Esa noche discutimos. Por primera vez levanté la voz:
—¿Y yo cuándo te voy a necesitar? ¿Cuándo vas a estar solo para mí?
Mauricio me miró con cansancio y tristeza.
—Lucía, ellos son mi familia. Tú también lo eres… pero esto es parte de mí. No puedo elegir.
Me encerré en el baño y lloré hasta quedarme sin lágrimas. Pensé en mi mamá, en sus advertencias; pensé en mi papá, que nos dejó cuando yo era niña porque no pudo con otra familia. Pensé en mí misma: ¿estaba repitiendo la historia?
Los días siguientes fueron un desfile de silencios incómodos y miradas esquivas. Empecé a evitar las reuniones familiares porque temía las preguntas: “¿Y los niños? ¿Y Mariana? ¿No te incomoda?”
Un domingo cualquiera, Mauricio me propuso ir juntos a un almuerzo donde estaría toda su familia… incluida Mariana. Dudé, pero acepté. Quería intentarlo una vez más.
La casa estaba llena de voces y risas. Mariana me recibió con un abrazo frío y los niños apenas me saludaron. Durante la comida, todos hablaban de anécdotas pasadas; yo era una espectadora más.
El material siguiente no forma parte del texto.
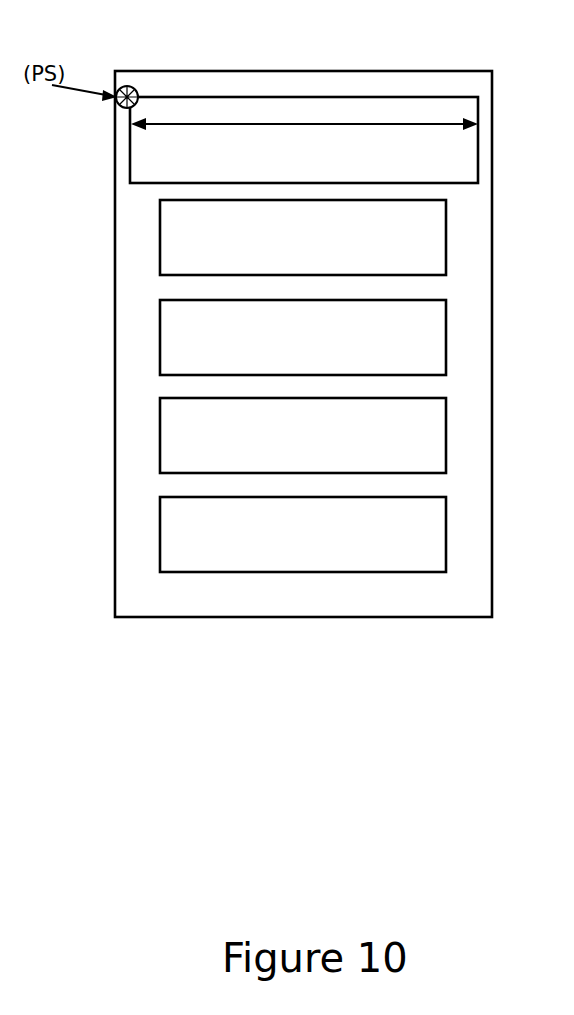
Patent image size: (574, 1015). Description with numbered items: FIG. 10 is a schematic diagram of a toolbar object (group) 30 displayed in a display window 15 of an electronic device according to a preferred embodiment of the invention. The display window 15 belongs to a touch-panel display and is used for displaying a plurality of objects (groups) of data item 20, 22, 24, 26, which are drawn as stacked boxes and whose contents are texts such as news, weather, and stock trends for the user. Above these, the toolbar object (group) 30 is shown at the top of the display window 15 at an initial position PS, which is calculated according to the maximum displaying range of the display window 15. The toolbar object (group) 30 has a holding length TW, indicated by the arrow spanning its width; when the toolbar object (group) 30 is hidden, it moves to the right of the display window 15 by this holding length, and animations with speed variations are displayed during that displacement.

The display window 15 is at (294, 71).
The toolbar object (group) 30 is at (478, 138).
The object (group) of data item 20 is at (446, 242).
The object (group) of data item 22 is at (446, 340).
The object (group) of data item 24 is at (446, 432).
The object (group) of data item 26 is at (446, 531).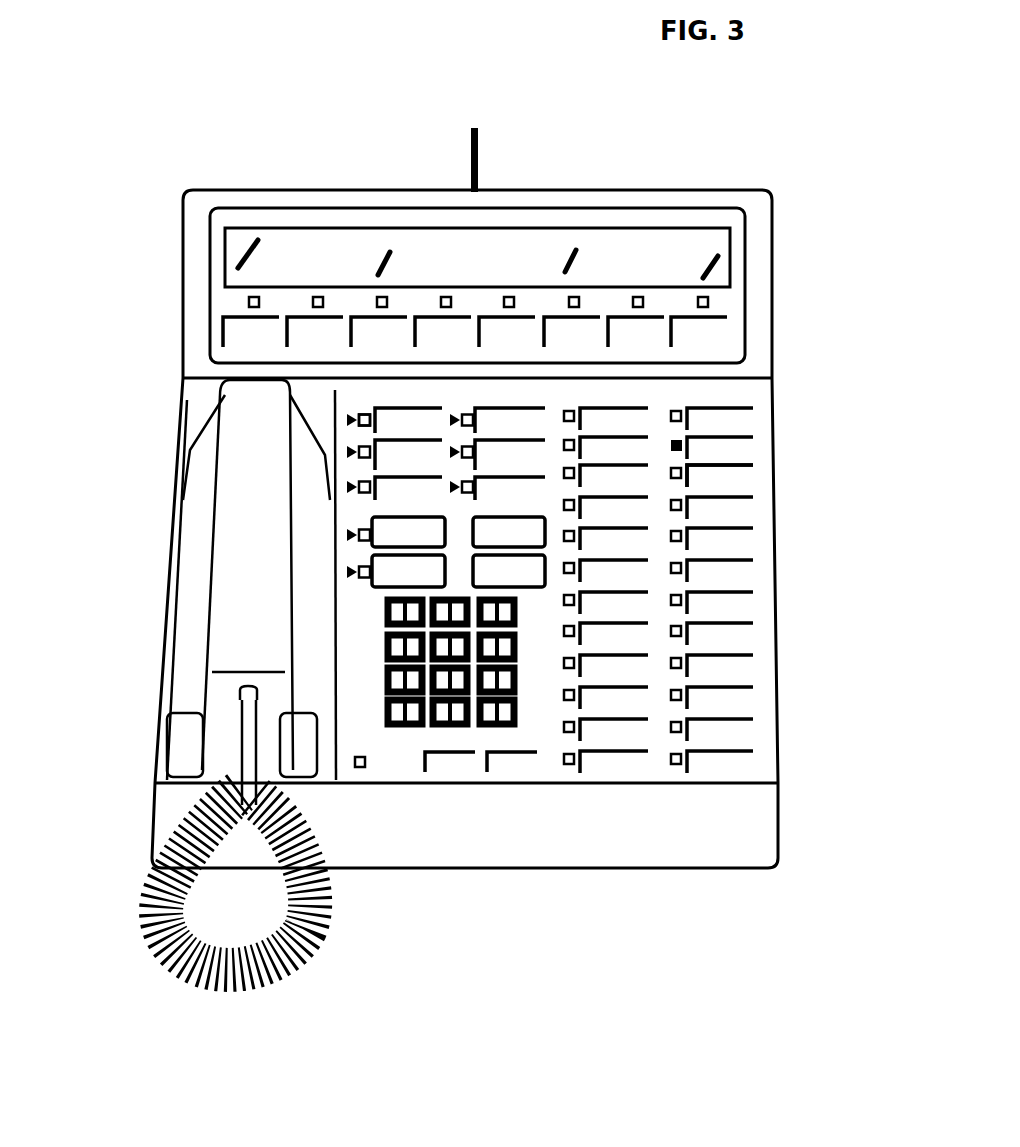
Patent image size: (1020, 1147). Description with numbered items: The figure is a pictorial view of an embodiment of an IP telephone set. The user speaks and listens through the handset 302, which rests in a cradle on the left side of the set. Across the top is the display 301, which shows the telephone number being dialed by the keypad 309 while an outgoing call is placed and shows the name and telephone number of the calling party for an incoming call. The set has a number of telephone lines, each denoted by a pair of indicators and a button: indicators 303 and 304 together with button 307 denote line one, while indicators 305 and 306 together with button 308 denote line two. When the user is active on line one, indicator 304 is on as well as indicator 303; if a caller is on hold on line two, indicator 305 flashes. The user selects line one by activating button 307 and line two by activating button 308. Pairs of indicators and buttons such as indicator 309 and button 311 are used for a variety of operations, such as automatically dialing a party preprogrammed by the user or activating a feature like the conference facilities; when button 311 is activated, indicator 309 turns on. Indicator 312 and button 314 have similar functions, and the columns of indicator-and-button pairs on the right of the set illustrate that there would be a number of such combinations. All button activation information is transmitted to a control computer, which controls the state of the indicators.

Sentí que sobraba.
Al final del almuerzo, Mariana se acercó mientras lavábamos los platos.
—Sé que esto no es fácil para ti —me dijo en voz baja—. Pero ellos siempre serán mi familia… y la de Mauricio también.
No supe qué responderle. Solo asentí y seguí fregando los platos con fuerza.
Esa noche le pedí a Mauricio que habláramos.
—No quiero ser una intrusa en tu vida —le dije—. No quiero sentirme menos importante cada vez que Mariana te llama o los niños te buscan solo a ti.
Mauricio tomó mis manos entre las suyas.
—No eres una intrusa… pero tampoco puedo prometerte que esto va a cambiar. Ellos son parte de mí.
Nos quedamos en silencio largo rato. Sentí que el amor no era suficiente; que había realidades más fuertes que cualquier promesa o anillo.
Esa noche dormí poco. Al amanecer, hice mi maleta y salí antes de que Mauricio despertara. Caminé por las calles vacías de Medellín preguntándome si algún día podría ser feliz sin sentirme segunda opción.
Ahora escribo esto desde el pequeño apartamento donde crecí, rodeada de fotos viejas y recuerdos de una vida más sencilla. A veces extraño a Mauricio; otras veces agradezco haber tenido el valor de irme.
¿Vale la pena amar cuando uno siempre será la sombra del pasado de alguien más? ¿O es mejor buscar un lugar donde uno sea la prioridad y no solo un capítulo más en una historia ajena?
¿Ustedes qué harían si estuvieran en mi lugar?